My boyfriend wants me to stop smoking so I won’t die early or whatever. I do want to not smell like cigarette smoke, but I love smoking. What do I do?
Signed, Easily Addicted
Dear Easily Addicted,
Smoking, like other substance addictions, is rooted in our need to escape from the cold, empty bitterness that is reality. As such, while it is often stigmatized, substance use is ultimately justified given that there is no meaning nor any objective harm that is done to other people (especially in the case of smoking outside). Most of the time people are simply trying to defend their own coping mechanisms when they condemn those of others. If it wasn’t your boyfriend wanting you to quit, I’d advise that you light up and revel in your freedom to do so since you love smoking.

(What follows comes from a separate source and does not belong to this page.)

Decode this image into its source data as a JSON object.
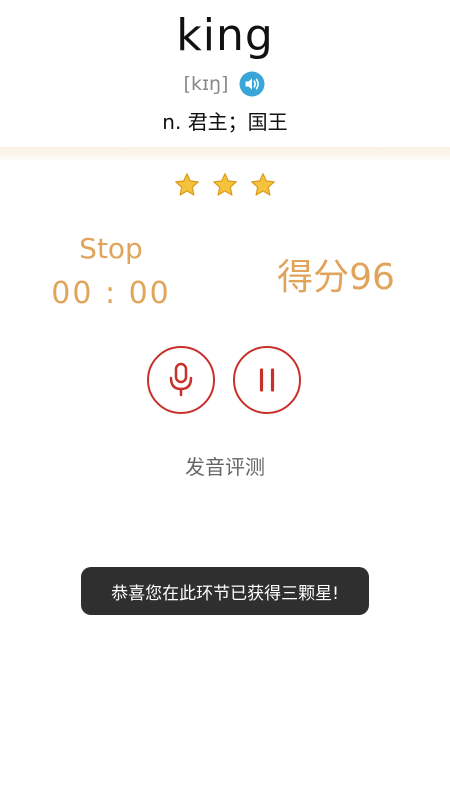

The argument that you’ll “die early or whatever” is faulty given the inherent brevity of your life. The matter that makes up your body will spend the overwhelming majority of its existence as a pile of dead cells. For the incredibly fleeting time that you’re conscientious of your cells and the pain that they are both in and that they cause, you will be inclined to mitigate the suffering through chemical means. This makes sense given that all emotions are just varying distributions of chemicals to begin with. If you want to be happy (or at least less miserable), facilitating the flow of happy chemicals is quite literally the only option regardless of how you choose to achieve that end.
Unfortunately for you, it sounds as though you are fond of your boyfriend. This is a bummer for multiple reasons, not the least of which is the fact that with fondness comes an inevitable and potentially crippling depression that will occur at the guaranteed conclusion of the relationship (either through death or breakup). However, as with any source of brief smiles, you’re justified in trying to keep it going for as long as possible. Your choice hinges on whether you think you’ll get more happiness from having a happy and less anxious boyfriend or a from having a happy and less anxious headspace.